Our state pension system has been quietly reformed and now stands on a firm footing for the long-term. The Labour party inherited a system characterised by inadequacy, complexity, savings disincentives and bias in favour of men and high earners; it bequeathed the coalition plans for a simple flat-rate pension which would no longer lose value against earnings. These changes included increases to the pension age which, while not free from controversy, did not create the small-c conservative backlash seen in France.
Turning to health, Labour raised spending a lot to catch up with levels typical in other EU and OECD nations. This has to be seen as a one-off, and for the time being we should expect health spending to rise by no more than GDP. It’s true there are always upward pressures on health spending (from innovation and labour costs, as much as demography). However the NHS is an efficient, cheap health system compared to many around the world and crucially its budget is controlled annually from the Treasury, rather than being a demand-led insurance system.
So with careful management, ‘insurance’ costs can be contained over the long-term, as I’ve set outelsewhere. For example older people’s social security, health and care are only projected to rise from 15 per cent of GDP in 2015 to around 18 per cent by 2040, on the OBR’s numbers. Sure this is an increase, but there’s still a lot of headroom for investment style spending as long as the economy returns to trend growth. Over the long-term the challenge of balancing universally-based ‘insurance’ against ‘investment’ is do-able.
The trouble comes with the short-term because of austerity and real spending cuts.

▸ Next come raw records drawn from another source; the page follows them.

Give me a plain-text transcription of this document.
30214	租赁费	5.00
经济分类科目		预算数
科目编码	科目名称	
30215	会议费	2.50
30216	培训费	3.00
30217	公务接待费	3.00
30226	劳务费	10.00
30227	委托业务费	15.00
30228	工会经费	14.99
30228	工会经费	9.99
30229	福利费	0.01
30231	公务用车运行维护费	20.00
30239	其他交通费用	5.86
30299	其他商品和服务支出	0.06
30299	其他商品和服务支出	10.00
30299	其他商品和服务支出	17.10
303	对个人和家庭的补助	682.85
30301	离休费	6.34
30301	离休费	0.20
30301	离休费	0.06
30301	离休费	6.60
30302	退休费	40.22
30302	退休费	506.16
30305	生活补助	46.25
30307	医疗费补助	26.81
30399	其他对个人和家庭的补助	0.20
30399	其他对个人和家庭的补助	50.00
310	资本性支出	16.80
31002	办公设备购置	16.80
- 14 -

The government has made some nasty cuts to certain social insurance provisions (both universal and targeted) but it has chosen to safeguard the main universal entitlements: healthcare and pensions. It’s easy to say that the coalition is just pandering to institutionally conservative political interests but it’s hard to see what Labour would have done differently, apart from perhaps cutting a few of the peripheral pensioner entitlements.
In the UK context, with our lean health and pension systems, the choice is not really between ‘investment’ or ‘insurance’. Instead insurance at current levels should be preserved and the choice becomes ‘investment’ or ‘austerity’? The squeeze to social investment is a consequence of the government’s cuts and the scale of those cuts was a political choice. George Osborne decided that 85 per cent of deficit reduction should be through spending cuts not tax rises; and he prioritised immediate action over boosting growth and tax revenues. A credible, but less eye-watering approach to deficit reduction would allow the government to maintain its insurance commitments and create some space for more investment-style welfare services as well as other pro-growth spending. Diamond and Lodge lay down a good challenge, but in the case of the UK it is one that can be approached with pragmatic optimism not a sense of inevitable decline and despair.